O tym, że Klimczak został szefem biura medialnego SLD i będzie odpowiadał za medialną strategię Sojuszu, także podczas kampanii wyborczych, Miller poinformował na konferencji prasowej w Sejmie.
- Pana Krzysztofa znam od lat, w ciągu kilku minut stał się znany i szkoda, żeby ten kapitał się marnował - stwierdził Miller.
I dlatego, jak dodał, powierzył mu opracowanie strategii medialnych SLD.
Klimczak zapewnił, że 1 maja nie miał pokusy, by wyjść zza pleców Millera i przemówić do zebranych własnym głosem.
- W żadnym wypadku nie miałem ochoty by wychodzić przed szereg i wygłaszać przemówienia. Nie brzmiałbym tak wiarygodnie jak przewodniczący Miller - powiedział Klimczak.
Dodał, że obserwuje lidera SLD od lat i stara się od niego uczyć.
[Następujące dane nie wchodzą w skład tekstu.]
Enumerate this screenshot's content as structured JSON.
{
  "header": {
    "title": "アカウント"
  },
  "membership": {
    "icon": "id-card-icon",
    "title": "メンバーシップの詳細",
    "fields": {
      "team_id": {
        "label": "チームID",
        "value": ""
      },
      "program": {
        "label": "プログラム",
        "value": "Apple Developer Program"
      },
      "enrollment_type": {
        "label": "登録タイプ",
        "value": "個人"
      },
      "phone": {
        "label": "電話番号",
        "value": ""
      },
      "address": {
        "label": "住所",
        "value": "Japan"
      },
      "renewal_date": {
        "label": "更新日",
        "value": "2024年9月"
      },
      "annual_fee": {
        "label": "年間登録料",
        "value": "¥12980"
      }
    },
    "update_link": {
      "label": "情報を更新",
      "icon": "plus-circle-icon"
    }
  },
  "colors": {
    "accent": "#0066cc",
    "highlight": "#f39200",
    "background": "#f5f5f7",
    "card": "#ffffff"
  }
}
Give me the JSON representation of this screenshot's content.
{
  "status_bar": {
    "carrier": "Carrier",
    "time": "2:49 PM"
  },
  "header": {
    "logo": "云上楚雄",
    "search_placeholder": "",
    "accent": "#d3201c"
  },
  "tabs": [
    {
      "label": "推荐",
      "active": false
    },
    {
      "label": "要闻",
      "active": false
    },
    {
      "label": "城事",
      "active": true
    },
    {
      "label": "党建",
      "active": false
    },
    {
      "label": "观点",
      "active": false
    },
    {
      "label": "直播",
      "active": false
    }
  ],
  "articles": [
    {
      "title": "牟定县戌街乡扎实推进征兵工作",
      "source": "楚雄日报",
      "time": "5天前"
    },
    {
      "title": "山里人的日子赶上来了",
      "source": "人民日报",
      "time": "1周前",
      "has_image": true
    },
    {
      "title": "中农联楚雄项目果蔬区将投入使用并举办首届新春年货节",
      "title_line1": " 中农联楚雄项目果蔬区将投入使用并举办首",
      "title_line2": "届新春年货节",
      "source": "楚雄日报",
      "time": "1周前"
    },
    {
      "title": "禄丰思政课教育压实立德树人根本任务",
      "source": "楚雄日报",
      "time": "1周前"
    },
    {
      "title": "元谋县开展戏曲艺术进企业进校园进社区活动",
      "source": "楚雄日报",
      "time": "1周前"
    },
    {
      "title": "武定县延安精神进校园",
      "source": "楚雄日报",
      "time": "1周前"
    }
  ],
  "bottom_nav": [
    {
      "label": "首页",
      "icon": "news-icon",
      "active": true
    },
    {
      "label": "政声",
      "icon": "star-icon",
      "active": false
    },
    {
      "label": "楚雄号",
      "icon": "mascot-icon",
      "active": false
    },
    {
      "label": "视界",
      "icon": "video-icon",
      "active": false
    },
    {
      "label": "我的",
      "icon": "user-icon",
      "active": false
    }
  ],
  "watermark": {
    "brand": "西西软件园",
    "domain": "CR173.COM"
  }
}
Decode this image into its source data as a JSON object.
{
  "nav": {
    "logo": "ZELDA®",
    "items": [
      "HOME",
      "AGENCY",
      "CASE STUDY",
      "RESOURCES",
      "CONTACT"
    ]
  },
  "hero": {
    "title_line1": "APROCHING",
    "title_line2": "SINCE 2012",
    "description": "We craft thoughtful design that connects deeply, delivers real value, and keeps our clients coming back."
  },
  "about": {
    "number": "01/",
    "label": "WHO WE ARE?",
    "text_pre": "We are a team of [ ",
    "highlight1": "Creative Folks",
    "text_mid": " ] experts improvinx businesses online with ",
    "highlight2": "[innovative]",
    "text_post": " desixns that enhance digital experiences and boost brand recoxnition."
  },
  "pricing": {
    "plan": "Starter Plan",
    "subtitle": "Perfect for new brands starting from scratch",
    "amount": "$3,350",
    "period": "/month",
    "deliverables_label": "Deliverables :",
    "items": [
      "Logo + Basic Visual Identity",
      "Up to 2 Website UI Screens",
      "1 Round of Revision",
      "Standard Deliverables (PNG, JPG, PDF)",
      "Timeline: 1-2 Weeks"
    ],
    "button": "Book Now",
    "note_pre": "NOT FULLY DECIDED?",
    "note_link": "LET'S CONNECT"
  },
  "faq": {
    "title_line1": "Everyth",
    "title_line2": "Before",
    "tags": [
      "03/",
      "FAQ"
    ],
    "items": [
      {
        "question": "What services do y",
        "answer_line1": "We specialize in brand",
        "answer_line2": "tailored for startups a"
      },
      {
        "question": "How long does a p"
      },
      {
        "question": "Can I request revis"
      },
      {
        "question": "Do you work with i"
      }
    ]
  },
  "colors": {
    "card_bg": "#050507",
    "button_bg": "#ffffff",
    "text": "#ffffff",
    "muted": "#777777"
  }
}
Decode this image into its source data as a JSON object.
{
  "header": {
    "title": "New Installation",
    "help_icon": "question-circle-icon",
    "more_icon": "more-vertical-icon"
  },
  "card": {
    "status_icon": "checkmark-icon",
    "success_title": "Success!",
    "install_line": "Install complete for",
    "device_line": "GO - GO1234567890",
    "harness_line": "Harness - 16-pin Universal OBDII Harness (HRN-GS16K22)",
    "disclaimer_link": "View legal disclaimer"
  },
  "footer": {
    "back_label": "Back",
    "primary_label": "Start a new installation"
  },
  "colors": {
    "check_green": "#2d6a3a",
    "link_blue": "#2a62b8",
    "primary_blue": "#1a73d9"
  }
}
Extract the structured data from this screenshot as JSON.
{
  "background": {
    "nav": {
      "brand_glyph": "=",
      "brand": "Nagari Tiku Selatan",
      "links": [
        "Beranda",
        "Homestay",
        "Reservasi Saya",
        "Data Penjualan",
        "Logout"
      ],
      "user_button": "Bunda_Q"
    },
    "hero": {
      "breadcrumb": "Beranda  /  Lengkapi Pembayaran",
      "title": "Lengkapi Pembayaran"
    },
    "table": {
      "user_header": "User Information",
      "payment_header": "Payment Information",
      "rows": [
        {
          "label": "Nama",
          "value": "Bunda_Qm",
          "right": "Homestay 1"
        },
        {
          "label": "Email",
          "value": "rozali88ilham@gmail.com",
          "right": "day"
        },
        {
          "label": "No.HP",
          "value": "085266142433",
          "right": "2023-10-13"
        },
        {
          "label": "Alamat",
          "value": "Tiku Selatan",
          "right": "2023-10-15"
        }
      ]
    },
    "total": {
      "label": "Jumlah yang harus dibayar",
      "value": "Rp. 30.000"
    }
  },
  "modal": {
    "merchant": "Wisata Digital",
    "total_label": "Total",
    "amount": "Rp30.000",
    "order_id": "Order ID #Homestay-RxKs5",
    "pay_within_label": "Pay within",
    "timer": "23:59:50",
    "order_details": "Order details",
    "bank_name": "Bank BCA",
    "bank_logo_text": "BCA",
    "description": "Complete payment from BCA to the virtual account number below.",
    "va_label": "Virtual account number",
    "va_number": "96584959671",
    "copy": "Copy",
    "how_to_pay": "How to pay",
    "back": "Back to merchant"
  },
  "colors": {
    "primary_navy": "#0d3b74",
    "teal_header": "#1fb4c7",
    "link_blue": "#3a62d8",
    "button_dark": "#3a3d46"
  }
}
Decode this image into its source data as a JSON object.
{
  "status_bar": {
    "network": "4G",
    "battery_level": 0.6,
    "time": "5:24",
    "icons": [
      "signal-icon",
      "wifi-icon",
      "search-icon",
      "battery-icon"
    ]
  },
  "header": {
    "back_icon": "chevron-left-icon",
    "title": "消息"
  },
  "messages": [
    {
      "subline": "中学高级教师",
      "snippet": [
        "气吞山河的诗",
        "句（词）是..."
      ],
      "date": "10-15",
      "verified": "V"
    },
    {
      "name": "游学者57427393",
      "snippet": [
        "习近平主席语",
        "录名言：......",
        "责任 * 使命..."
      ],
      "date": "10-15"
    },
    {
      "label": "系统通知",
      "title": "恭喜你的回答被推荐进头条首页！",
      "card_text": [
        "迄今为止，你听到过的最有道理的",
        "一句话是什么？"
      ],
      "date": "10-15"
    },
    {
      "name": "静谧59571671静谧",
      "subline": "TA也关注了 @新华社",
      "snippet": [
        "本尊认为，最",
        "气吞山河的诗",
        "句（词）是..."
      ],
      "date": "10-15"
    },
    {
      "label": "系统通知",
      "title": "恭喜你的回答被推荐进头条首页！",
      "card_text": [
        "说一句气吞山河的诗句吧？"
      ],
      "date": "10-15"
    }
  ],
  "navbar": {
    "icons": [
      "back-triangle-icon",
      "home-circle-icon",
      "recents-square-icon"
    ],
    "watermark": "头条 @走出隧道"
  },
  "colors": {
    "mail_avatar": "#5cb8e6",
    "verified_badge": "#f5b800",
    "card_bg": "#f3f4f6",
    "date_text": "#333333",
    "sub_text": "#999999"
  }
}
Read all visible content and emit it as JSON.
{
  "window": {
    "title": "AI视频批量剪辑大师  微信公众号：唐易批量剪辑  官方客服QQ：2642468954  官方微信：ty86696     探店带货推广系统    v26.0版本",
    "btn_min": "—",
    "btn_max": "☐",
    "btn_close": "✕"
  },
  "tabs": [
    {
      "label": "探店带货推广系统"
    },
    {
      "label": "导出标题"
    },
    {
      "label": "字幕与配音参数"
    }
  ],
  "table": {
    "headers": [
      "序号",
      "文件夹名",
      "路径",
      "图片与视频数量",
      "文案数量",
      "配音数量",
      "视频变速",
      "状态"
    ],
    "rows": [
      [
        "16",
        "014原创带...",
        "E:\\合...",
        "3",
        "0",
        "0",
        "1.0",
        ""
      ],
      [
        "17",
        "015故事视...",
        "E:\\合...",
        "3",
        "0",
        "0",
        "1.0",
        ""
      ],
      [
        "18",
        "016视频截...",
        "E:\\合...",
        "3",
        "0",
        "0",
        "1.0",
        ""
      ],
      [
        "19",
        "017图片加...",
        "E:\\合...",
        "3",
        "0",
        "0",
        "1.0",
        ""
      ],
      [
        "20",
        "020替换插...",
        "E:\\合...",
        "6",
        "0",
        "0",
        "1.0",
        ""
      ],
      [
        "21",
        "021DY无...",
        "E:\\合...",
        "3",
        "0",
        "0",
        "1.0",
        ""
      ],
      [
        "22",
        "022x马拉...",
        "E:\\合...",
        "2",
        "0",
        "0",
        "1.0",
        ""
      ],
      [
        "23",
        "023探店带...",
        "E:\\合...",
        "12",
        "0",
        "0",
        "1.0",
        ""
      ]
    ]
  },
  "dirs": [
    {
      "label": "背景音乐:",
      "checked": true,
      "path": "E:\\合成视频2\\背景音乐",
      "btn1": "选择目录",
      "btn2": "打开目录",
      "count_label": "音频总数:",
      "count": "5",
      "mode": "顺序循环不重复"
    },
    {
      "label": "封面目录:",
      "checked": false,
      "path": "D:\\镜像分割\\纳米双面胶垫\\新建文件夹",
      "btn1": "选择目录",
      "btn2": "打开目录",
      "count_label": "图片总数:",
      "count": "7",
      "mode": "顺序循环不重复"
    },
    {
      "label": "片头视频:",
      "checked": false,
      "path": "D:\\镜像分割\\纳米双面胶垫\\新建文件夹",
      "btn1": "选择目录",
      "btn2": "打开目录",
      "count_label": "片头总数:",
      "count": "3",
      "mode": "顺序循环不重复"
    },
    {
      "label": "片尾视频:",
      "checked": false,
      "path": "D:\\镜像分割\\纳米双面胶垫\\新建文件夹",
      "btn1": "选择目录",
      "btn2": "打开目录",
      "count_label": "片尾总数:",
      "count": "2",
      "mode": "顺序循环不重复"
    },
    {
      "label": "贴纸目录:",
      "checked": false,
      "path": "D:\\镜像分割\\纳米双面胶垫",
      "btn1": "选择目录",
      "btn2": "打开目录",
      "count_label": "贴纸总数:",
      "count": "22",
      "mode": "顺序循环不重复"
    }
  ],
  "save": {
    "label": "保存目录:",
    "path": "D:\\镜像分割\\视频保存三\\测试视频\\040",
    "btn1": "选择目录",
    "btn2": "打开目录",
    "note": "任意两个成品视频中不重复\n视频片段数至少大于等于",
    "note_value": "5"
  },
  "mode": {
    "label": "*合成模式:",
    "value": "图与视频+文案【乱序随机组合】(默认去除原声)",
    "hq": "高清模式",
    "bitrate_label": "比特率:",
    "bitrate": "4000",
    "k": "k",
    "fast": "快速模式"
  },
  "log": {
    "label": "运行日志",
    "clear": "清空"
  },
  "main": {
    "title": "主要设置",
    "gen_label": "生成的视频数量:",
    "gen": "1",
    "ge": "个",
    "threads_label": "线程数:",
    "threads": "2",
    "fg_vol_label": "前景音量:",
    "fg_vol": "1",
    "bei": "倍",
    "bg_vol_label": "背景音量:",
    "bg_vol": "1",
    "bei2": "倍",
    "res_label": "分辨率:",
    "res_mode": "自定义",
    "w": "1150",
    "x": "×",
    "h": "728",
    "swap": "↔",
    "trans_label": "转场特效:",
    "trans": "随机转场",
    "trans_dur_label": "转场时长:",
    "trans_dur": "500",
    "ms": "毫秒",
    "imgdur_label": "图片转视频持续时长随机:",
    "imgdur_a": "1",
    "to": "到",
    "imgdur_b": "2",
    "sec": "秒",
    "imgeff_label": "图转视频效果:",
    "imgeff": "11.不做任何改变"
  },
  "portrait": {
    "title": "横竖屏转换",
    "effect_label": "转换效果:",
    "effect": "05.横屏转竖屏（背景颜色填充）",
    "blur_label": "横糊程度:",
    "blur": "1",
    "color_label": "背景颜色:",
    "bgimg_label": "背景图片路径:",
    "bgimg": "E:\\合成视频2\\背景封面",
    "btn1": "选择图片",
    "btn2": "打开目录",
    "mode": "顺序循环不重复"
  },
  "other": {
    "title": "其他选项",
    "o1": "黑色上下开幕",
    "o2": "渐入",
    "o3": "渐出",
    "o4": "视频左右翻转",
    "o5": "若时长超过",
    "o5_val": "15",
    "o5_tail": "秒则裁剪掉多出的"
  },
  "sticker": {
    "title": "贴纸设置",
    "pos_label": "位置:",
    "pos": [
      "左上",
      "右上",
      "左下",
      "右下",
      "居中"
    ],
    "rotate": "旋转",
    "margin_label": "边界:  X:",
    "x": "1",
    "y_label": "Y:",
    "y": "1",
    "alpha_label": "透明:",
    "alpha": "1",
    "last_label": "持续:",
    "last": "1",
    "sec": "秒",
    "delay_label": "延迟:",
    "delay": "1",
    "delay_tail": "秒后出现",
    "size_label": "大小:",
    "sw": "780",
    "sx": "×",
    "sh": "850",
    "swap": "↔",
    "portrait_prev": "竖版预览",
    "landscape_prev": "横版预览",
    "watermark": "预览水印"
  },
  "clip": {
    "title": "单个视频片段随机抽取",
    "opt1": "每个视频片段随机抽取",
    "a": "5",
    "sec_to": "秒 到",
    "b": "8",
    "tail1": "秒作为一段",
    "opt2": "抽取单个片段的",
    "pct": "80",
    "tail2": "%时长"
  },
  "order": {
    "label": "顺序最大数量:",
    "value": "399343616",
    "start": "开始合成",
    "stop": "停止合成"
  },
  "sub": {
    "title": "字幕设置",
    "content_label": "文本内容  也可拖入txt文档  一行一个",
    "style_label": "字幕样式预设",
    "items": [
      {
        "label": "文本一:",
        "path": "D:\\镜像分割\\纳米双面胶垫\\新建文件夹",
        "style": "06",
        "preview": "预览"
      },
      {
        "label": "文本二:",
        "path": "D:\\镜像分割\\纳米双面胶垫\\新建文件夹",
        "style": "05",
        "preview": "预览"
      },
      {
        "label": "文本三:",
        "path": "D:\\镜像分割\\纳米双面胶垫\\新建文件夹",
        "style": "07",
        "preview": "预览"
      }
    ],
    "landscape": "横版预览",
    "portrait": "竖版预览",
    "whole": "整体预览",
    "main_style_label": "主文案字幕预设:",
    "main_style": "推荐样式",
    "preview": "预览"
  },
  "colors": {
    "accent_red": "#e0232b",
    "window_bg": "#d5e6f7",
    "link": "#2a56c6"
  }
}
- No, proszę bardzo - zaregował z uśmiechem Miller.
- Teraz zrobię państwu przyjemność i stanę za plecami - rzucił Miller pod adresem dziennikarzy i na chwilę stanął za Klimczakiem.
Bo się nie przygotował
Podczas przemówienia z okazji 1 maja szef SLD potrzebował pomocy suflera, bo nie nauczył się swojego przemówienia.
Podpowiedzi ze strony młodego mężczyzny zarejestrowały kamery TVN24.
"Miałem dobry tekst, nie zdążyłem go opanować, więc poprosiłem kolegę o pomoc. Też żałuję, że nie mam przezroczystego promptera" - tłumaczył potem na Twitterze polityk SLD.